Reinforcement Learning
- It interacts with the environment (no sampled data) 주어진 환경과 직접 상호작용 (주어지는 Training Data 없음)
- Agent chooses an action at each state, and receives rewards Agent는 각 상태에서 행동을 선택하고, 보상을 받음
- During training, it improves its policy (action for each state) in order to maximize the total reward 학습 과정에서 total reward를 극대화하기 위한 정책을 개선
- Time really matters and feedback is delayed 시간은 매우 중요하며 피드백은 지연됨
- Agent [ State*(t)* → Policy → Action*(t)* → Rewards*(t)* → State*(t+1)* ]

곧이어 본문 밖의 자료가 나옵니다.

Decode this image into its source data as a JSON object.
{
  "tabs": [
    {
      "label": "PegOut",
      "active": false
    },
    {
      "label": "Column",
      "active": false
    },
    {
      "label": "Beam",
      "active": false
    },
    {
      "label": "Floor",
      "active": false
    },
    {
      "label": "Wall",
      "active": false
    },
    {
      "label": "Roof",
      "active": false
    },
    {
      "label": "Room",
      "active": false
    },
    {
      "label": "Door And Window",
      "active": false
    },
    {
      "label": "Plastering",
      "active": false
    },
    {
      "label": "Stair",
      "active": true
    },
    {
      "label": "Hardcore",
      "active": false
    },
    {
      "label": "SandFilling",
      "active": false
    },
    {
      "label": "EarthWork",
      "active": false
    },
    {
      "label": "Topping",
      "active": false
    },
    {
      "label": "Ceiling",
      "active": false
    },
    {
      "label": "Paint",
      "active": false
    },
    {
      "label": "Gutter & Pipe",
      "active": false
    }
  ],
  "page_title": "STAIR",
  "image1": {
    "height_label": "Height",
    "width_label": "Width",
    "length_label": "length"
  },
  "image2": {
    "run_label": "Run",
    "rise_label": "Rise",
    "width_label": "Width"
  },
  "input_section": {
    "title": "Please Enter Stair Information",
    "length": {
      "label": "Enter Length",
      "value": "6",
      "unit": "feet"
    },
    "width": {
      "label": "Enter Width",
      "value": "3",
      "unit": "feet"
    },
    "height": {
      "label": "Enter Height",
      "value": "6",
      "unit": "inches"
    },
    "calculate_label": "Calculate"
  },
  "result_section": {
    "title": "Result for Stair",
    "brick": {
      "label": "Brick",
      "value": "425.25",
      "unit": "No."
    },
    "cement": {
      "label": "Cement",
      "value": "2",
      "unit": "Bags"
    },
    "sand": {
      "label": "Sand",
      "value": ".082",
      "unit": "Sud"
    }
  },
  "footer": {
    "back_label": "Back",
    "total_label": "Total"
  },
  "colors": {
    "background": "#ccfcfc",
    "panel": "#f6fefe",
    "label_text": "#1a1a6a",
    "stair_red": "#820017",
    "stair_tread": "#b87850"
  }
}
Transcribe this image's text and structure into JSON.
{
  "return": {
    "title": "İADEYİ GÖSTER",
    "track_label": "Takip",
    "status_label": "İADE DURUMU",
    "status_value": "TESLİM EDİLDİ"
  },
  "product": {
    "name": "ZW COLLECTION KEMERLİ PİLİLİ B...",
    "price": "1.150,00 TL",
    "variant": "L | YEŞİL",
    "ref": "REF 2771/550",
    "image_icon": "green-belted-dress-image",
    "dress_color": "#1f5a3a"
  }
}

- Policy Iteration, Policy Evaluation
Grid World Example
- Reward
  - Big Rewards: 끝이 났을 때 의도한 바대로 마무리되었다면 +1, 아니면 -1
  - Small Negative Reward ( c ): 영원한 loop에 걸리거나, 다른 케이스를 방지하기 위해 c를 감소
- Noisy Movement: Agents는 원하는 방향대로 움직이지 않는다.
- State Transition Probability > Policy가 중요
- 강화학습의 핵심: Optimal Policy 찾기: (Episode 중 최대한의 보상을 얻도록 하는 policy)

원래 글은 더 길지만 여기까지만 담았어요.